AnnRKeyintheUSA
War Child
you've proven my entire point about super teams right there... steve young. today a team could never afford to keep a steve young and joe montana on the same roster, because of the salary cap... not to mention the fact that their third quarterback was steve bono, who was pretty good in his own right.
Yeah I realized that as soon as I typed it. But Young wasn't known to be great while he was riding the bench, and in the end they could NOT keep both and Joe left for KC, resenting Steve.
also... joe montana had his worst statistical season the year he came back from his back injury. the 49ers went 10-5-1 that season, and montana didn't win another super bowl until 3 years after montana was injured. in fact, montana almost lost his job after the back injury to steve young. he didn't win another ring until the 49ers beat the bengals in the super bowl in '89. who's to say tom brady won't win two more super bowls three years down the line?
The season and stats you describe were not the year after, it was THE year he left with the injury.('86) The year after, the strike shortened (by 2 games) '87 season, they steamrolled to a 13-1 record but were knocked out in the first round of the playoffs by the Vikings. The following year, the '88 season,(two years after his surgery) they were only 10-6 but beat the Bengals in the Super Bowl in Jan. '89. The '89 season they went 15-1 and ended with the 55-10 blowout of the Broncos in SB XXIV (Jan. '90) So actually Joe did NOT have a bad season after returning from back surgery, because you're counting the '86 season, which was the season he was injured, played hurt, and was out of the lineup for 8 weeks but managed to come back by the end. He was back strong making the NFC #1 seed the very next year,(87) and had great success for 3 in a row including the two more Super Bowl championships (88,89 seasons) in the second and third years after his surgery. All this from a guy who was told to give up football, and has been quoted as saying since the surgery he can no longer feel the lower half of his left leg. And back surgery is much worse than knee surgery.
again... i hold joe montana to be better than tom brady. but if there was anyone who i would consider to be closest to montana, it would be brady. the comparisons are impossible to ignore... brady even has a dan marino... a quarterback who, in reality, is more skilled and has better stats, but doesn't have that "it" factor, and doesn't have the rings to compete.
brady has become less joe montana/regular guy and more flashy, hollywood uber-celebrity in the past few years... i will give you that. but their careers are very similar.
Joe was always very humble and honorable, Brady brash, bragging and smug. Because the details are so different there's no way to compare the careers based on rings any more than you could compare either of them to Terry Bradshaw and his rings.
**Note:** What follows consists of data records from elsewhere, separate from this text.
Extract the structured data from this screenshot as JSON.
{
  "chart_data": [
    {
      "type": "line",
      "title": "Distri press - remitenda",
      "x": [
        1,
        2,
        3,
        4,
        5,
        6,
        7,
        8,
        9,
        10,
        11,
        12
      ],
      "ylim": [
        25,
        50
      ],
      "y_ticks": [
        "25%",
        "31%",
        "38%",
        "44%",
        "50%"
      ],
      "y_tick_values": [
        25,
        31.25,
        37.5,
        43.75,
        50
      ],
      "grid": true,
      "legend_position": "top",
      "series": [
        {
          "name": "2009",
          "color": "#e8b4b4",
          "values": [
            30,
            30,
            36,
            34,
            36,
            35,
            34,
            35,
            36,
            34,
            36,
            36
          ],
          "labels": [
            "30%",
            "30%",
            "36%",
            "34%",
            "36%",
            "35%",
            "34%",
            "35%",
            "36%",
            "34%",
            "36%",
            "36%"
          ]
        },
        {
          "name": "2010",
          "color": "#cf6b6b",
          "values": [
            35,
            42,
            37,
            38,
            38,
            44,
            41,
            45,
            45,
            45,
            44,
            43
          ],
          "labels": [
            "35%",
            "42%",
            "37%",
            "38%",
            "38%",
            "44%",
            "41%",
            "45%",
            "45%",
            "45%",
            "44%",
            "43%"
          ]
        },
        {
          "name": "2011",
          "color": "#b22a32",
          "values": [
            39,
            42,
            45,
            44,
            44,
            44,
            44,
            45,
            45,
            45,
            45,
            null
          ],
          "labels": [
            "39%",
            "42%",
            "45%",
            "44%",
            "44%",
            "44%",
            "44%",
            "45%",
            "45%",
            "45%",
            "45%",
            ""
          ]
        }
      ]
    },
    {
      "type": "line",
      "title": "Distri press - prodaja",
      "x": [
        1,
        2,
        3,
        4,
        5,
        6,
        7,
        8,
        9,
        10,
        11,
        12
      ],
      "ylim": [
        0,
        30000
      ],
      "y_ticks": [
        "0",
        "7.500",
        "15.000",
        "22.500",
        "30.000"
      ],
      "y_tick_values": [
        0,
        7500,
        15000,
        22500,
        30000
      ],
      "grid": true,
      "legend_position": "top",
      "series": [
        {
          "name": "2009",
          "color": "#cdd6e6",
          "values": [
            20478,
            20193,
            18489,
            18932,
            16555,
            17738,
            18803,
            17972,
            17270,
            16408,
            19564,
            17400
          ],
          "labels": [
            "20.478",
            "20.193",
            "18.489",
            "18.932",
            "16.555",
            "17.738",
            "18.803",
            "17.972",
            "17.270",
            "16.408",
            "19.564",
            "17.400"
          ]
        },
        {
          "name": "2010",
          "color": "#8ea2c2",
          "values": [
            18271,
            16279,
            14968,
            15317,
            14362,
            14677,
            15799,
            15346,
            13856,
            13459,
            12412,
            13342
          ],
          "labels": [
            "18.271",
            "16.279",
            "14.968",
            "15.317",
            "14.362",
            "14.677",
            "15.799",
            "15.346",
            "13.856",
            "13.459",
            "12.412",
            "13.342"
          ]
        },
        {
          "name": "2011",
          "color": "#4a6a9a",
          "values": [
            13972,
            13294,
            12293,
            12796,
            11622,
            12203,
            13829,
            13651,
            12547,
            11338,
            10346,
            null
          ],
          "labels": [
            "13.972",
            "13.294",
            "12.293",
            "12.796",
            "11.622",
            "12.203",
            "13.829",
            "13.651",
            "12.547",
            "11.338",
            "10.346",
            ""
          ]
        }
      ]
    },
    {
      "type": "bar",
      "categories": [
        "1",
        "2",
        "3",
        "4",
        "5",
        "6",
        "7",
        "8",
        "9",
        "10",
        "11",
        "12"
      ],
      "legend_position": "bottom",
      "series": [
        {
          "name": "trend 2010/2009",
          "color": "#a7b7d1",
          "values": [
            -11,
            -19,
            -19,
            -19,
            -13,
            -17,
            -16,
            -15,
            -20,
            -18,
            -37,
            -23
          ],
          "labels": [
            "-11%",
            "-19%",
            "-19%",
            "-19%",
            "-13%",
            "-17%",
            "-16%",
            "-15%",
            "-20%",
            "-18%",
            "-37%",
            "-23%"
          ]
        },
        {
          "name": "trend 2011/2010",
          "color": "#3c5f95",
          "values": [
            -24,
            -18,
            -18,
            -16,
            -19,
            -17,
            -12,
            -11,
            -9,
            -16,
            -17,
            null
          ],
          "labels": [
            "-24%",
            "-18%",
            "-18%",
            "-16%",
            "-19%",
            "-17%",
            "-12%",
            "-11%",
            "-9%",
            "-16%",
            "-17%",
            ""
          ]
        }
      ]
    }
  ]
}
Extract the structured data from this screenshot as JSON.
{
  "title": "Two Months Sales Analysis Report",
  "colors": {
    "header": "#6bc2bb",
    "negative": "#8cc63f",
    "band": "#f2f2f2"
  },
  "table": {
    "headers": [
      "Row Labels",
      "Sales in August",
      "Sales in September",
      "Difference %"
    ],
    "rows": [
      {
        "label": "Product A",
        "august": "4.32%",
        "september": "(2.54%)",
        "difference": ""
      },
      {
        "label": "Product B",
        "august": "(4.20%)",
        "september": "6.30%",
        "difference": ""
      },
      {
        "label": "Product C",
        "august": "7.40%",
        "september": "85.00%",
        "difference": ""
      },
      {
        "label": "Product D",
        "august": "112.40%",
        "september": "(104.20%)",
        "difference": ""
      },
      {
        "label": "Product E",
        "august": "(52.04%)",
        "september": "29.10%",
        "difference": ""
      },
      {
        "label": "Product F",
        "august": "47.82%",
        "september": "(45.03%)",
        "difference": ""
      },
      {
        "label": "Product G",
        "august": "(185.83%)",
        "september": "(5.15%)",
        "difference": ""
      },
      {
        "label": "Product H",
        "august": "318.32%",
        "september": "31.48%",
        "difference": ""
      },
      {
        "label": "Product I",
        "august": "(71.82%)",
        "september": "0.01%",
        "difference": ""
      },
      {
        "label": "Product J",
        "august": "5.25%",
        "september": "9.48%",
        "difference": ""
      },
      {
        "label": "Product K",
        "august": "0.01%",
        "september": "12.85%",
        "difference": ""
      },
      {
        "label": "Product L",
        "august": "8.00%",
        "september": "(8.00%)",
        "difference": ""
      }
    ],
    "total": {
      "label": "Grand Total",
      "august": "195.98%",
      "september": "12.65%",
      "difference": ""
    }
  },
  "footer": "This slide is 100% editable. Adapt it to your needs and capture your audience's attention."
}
No one has the 'it' factor like Joe, and there's really no way to use rings to compare since there are so many factors involved in that, not always the fault or the sole credit of the QB. Look at the Redskins, they went to 4 Super Bowls in 9 seasons, winning 3, and had many other successful seasons in that time period using THREE different QB's! If it had been only one, say, Theismann, would you put him in the glory category? Marino had the stats and field presence, but he never had a running game or a defense that makes a truly great team, as was exposed in SB XIX and other years in the playoffs. Considering how Miami was in there every year despite the weaknesses is a real credit to Marino's true greatness, even with no rings. Jim Plunkett has two rings yet no one ever mentions him.